I am trying to understand a problem from my book regarding field extensions and fields generated from sets.
I have shown the set $B_0 = \lbrace (0,0),(1,0) \rbrace$ to generate a field $Q$ which consists of all elements of the form $(a,0)$, where $a \in \mathbb{Q}$. This field is then isomorphic to $\mathbb{Q}$ with the map
$\sigma : Q \to \mathbb{Q} \quad $ , $\quad \sigma [(a,0)] = a.$
Suppose now we add an element $(1,\sqrt{3}) $ to $B_0$ such that we get $B_1 = \lbrace (0,0),(1,0),(1,\sqrt{3}) \rbrace $. What field would $B_1$ generate? My book claims that this field is $\mathbb{Q}(\sqrt{3})$, but i have trouble seeing this.
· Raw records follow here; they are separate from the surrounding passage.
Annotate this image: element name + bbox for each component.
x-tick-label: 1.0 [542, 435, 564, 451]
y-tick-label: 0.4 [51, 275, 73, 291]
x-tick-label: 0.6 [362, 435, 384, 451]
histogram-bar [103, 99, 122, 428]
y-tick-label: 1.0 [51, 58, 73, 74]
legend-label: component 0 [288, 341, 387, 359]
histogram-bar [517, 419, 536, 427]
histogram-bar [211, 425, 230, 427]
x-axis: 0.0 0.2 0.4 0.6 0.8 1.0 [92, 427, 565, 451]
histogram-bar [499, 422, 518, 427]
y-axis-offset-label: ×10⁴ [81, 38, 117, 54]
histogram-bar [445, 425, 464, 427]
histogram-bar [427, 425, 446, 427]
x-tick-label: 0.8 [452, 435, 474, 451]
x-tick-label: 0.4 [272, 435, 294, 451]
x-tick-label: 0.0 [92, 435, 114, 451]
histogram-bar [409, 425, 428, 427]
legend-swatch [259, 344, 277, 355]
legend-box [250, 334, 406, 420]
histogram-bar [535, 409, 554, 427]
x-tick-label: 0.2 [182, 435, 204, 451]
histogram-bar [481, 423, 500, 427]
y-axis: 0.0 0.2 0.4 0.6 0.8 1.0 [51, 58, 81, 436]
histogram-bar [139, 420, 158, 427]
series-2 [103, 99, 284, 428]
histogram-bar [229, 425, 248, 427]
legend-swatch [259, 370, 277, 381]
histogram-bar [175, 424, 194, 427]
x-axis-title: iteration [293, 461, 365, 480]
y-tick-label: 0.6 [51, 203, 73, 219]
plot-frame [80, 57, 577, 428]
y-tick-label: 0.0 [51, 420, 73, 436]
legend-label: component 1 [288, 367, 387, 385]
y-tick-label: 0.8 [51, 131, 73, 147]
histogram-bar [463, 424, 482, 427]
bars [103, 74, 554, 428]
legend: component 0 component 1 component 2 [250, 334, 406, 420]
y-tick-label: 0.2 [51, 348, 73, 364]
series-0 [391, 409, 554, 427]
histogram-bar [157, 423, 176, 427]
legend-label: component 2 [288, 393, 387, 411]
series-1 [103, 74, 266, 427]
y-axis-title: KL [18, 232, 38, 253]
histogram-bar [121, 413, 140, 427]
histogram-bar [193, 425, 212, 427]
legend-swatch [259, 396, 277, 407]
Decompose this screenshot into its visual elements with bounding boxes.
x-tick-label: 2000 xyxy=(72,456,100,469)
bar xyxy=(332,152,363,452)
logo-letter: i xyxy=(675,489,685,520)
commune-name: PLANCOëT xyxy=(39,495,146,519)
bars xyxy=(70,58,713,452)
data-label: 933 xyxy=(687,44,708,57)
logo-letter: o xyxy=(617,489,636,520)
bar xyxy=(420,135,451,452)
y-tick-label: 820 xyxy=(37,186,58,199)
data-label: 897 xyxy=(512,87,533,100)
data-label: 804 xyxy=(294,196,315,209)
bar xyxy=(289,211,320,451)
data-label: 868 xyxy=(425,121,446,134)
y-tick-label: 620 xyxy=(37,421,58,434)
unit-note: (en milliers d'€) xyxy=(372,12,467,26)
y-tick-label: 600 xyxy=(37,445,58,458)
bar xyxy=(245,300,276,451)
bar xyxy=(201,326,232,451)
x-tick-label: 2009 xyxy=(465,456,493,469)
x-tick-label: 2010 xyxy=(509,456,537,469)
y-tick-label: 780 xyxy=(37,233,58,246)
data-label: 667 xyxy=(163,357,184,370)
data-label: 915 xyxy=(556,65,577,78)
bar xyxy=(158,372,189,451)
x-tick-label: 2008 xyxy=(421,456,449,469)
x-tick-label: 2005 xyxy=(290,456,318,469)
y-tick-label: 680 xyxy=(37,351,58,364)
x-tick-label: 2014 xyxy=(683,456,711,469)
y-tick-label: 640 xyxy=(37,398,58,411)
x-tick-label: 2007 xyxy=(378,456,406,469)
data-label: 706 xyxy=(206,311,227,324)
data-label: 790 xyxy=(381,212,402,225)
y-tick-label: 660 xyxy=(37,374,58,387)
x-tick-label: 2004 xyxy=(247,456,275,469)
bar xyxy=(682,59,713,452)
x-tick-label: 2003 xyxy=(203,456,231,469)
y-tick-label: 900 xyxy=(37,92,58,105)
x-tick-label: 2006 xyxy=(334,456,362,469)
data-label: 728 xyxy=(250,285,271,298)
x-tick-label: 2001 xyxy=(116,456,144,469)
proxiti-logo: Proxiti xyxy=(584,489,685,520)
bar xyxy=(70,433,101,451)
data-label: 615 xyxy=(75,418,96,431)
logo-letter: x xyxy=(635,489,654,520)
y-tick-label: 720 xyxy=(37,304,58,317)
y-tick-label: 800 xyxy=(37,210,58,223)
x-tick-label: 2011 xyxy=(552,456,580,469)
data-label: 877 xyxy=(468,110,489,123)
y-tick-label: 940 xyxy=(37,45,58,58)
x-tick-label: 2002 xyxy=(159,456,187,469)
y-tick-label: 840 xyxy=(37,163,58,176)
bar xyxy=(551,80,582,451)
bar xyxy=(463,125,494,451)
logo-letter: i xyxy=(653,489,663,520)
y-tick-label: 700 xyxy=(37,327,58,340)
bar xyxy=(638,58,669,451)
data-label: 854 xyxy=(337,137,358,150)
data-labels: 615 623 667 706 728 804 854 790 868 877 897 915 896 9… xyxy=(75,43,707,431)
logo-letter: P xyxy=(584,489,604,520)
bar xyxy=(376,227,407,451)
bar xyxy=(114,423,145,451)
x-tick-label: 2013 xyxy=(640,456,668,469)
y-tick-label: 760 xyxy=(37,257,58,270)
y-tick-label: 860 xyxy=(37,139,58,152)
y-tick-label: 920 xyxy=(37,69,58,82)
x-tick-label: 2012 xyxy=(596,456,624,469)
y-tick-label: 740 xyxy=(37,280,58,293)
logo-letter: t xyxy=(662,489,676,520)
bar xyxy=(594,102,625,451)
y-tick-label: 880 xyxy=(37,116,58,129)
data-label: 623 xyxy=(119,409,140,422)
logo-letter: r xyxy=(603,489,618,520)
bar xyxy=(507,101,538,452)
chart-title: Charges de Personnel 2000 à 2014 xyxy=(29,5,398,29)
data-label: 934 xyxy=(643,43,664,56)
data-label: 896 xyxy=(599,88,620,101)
In similar way to how we found $\sigma$ for $B_0$, what would an isomorphism look like for the field generated by $B_1$?
Thank you very much!
If we call the field generated by $B_1$ something, say $F$, then the map \begin{align*}F &\to \mathbb{Q}(\sqrt{3})\\(x,y\sqrt{3})&\mapsto x+y\sqrt{3} \end{align*} is an isomorphism.
To prove that:
Firstly, it is well-defined, as $x$ and $y$ are rational for all elements of $F$, so $x+y\sqrt{3}$ is, indeed, in $\mathbb{Q}(\sqrt{3})$.
Secondly, it's clearly a field homomorphism (check everything if you're so inclined).
Thirdly, it's injective, since if $x + y \sqrt{3} = 0$ with $x$ and $y$ rational, then $x = y = 0$.
Finally, it's surjective, since we can get all $x + y\sqrt{3}$ in this way, as the image of $(x,y\sqrt{3}) = y(1,\sqrt{3})+(x-y)(1,0)$.